But if they fetch a lot of URLs from cloudflare and it takes 30 seconds to answer with a timeout instead of a http/200 under 20ms, then some architectural decisions that were sound under the latter case may make the whole system slow in the former one.
People have started testing network failures but so often fail to test slow network failures. All of a sudden your code has 500x more pending open sockets, both in and out, and the memory spikes and it all goes to hell. Even if the fast fail code path is indeed best effort.
I would love to see graphs showing "length of reply that eventually succeeded" - I suspect that most networks today, if you don't get a response in 5 seconds, you ain't never gonna get anything useful.
In other words, I wonder if going to fail fast would help the health of the Internet more than wait forever timeouts. Might reduce DDoS effects, too.
> When we plotted the data geographically and compared it to our total numbers broken out by region, there was a disproportionate increase in traffic from places like Southeast Asia, South America, Africa, and even remote regions of Siberia. Further investigation revealed that, in these places, the average page load time under Feather was over TWO MINUTES! This meant that a regular video page, at over a megabyte, was taking more than TWENTY MINUTES to load! This was the penalty incurred before the video stream even had a chance to show the first frame. Correspondingly, entire populations of people simply could not use YouTube because it took too long to see anything. Under Feather, despite it taking over two minutes to get to the first frame of video, watching a video actually became a real possibility. Over the week, word of Feather had spread in these areas and our numbers were completely skewed as a result. Large numbers of people who were previously unable to use YouTube before were suddenly able to.
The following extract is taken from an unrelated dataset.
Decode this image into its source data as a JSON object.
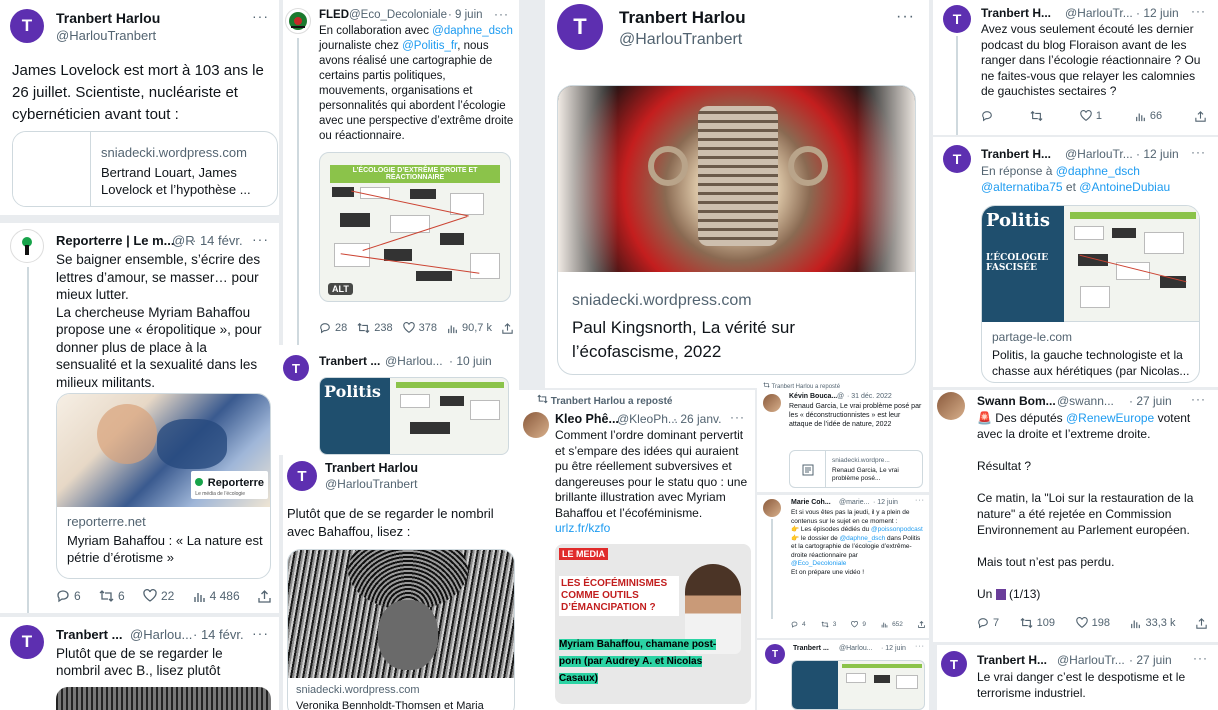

If you're building complicated systems, you should probably reduce traffic to sites that are failing to respond, rather than continuing to send traffic, but timeout faster. Depending on what stage in the process the request is failing, it might not make a big difference (in a typical HTTPS exchange, the costs ramp the farther you go, processing a syn < processing a client hello < processing a complex request. (If it's a simple request, processing the client hello is more expensive than the request, of course).
If you send all the same traffic, and probably more because of retries with shorter and shorter timeouts, chances are you are going to keep the system overloaded, never detect success and never return to default timeouts. Dropping most of the traffic, and then turning it back on when the system recovers can lead to oscillation where the system works enough to drive more traffic that overloads the system etc, but at least you're getting some processing done.
Well, you do need, jitter, exponential backoff, caching, black and white listing, a stat base decision tree, etc. That's why it's a complicated and costly problem.
But if you are consuming a lot of API content, if you have crawlers or if you provide features like "get article title/summary/image/thumbs", at some scale it's an important decision to make.
I guess that comes with the type of end point in that network. A typical website, absolutely, yes, I'd agree. An API end point allowing requests of large data pools that might take a few seconds to generate but yet not a total time out would be acceptable.
But if they fetch a lot of URLs from cloudflare and it takes 30 seconds to answer with a timeout instead of a http/200 under 20ms, then some architectural decisions that were sound under the latter case may make the whole system slow in the former one.